I have realised what the conceptual opposite of dungeonpunk is: it is history. Dungeonpunk is sort of an anachronistic constructed setting that is situated ahistorically, to maximise appeal - in some cases it is wildly successful, expands addressable markets and broadens targeted demographics, because there is something for everyone, except actual punks. It is sort of anaesthetised and entertaining and safe, like a theme park. Not the theme park in Final Destination 3 though. Even the grotesqueries of dungeonpunk are nonthreatening and adorable. Dungeonpunk is infused with the Panglossian optimism of Voltaire's Candide, before this chapter:
... At length I became the property of an Aga of the Janissaries, who was soon ordered away to the defence of Azof (now Azov), then besieged by the Russians. (...)The Turks killed prodigious numbers of the Russians, but the latter had their revenge. Azof was destroyed by fire, the inhabitants put to the sword, neither sex nor age was spared; until there remained only our little fort, and the enemy wanted to starve us out. The twenty Janissaries had sworn they would never surrender. The extremities of famine to which they were reduced, obliged them to eat our two eunuchs, for fear of violating their oath. And at the end of a few days they resolved also to devour the women. (...) "'Only cut off a buttock of each of those ladies,' said he, 'and you'll fare extremely well; if you must go to it again, there will be the same entertainment a few days hence; heaven will accept of so charitable an action, and send you relief.'"
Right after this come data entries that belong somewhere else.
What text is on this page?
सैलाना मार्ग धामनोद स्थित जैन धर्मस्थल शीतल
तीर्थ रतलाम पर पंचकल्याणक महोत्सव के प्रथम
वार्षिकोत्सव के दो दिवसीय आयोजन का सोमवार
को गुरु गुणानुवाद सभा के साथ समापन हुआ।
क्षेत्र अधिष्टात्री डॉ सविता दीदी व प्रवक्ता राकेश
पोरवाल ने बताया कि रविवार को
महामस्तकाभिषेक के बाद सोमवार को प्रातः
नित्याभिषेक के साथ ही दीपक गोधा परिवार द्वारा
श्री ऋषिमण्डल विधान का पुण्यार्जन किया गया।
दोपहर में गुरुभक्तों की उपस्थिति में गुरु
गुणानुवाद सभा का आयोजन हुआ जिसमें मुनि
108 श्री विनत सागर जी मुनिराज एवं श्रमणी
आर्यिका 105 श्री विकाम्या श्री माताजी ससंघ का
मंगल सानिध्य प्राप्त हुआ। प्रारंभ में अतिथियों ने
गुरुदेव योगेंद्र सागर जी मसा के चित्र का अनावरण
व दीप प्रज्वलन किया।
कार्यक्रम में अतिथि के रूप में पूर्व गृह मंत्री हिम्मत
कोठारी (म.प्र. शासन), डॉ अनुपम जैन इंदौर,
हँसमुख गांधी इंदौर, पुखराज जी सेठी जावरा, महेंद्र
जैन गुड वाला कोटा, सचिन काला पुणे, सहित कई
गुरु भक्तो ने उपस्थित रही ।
(Voltaire's Candide, Chapter XII, On the Russian Azov campaigns of 1695-1696 against the Ottoman Empire)
(later on there is this from chapter XXX:)
one day the old woman ventured to say to them:
"I want to know which is worse, to be ravished a hundred times by negro pirates, to have a buttock cut off, to run the gauntlet among the Bulgarians, to be whipped and hanged at an auto-da-fé, to be dissected, to row in the galleys—in short, to go through all the miseries we have undergone, or to stay here and have nothing to do?"
"It is a great question," said Candide.